Rectification behavior of type-Ⅱ CuGa2O4/β-Ga2O3 heterojunction diode

Abstract

Engineering heterojunction with different energy band structures is critical for designing wide bandgap devices with controllable versatility and improved performance. The CuGa2O4/β-Ga2O3 heterojunction diode is fabricated for the first time by thermal annealing. In this work, we reported a CuGa2O4/β-Ga2O3 heterojunction diode with a typical rectification characteristic. It has lower leakage current, lower turn-on voltage (1.7 V), lower specific on-resistance (3.55 Ω·cm−2), higher rectification ratio (over 106), and higher breakdown voltage (174 V) as compared to Au/β-Ga2O3 Schottky diode.
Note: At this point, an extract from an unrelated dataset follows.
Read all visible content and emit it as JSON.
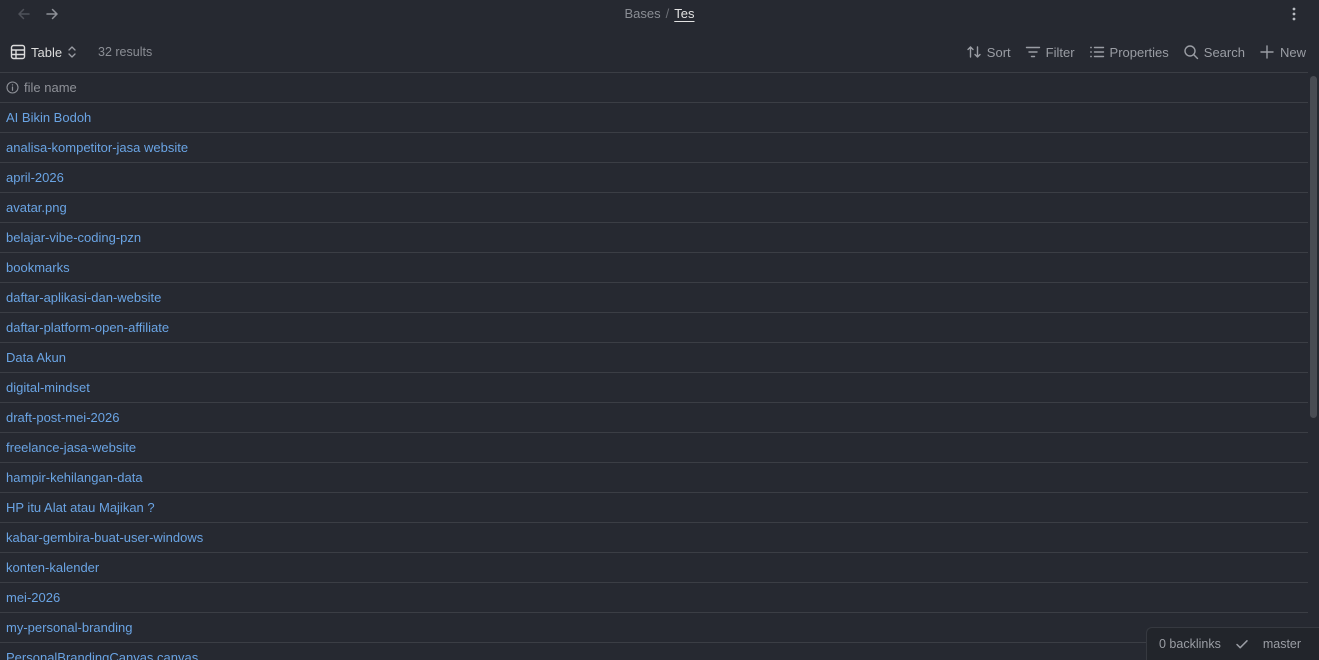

TEM results show that the large lattice mismatch between CuGa2O4 and β-Ga2O3 leads to distorted regions with lots of interfacial states at the heterointerface. The band alignment type for CuGa2O4/β-Ga2O3 heterojunction is identified at Ⅱ with a 1.41 eV valence band offset (VBO) and a 0.36 eV conduction band offset (CBO), respectively. The recombination-tunneling model is the carriers transport mechanism for CuGa2O4/β-Ga2O3 heterojunction according to large ideality factor and TEM results. The type-Ⅱ CuGa2O4/β-Ga2O3 heterojunction may facilitate the design of β-Ga2O3 based electronic devices.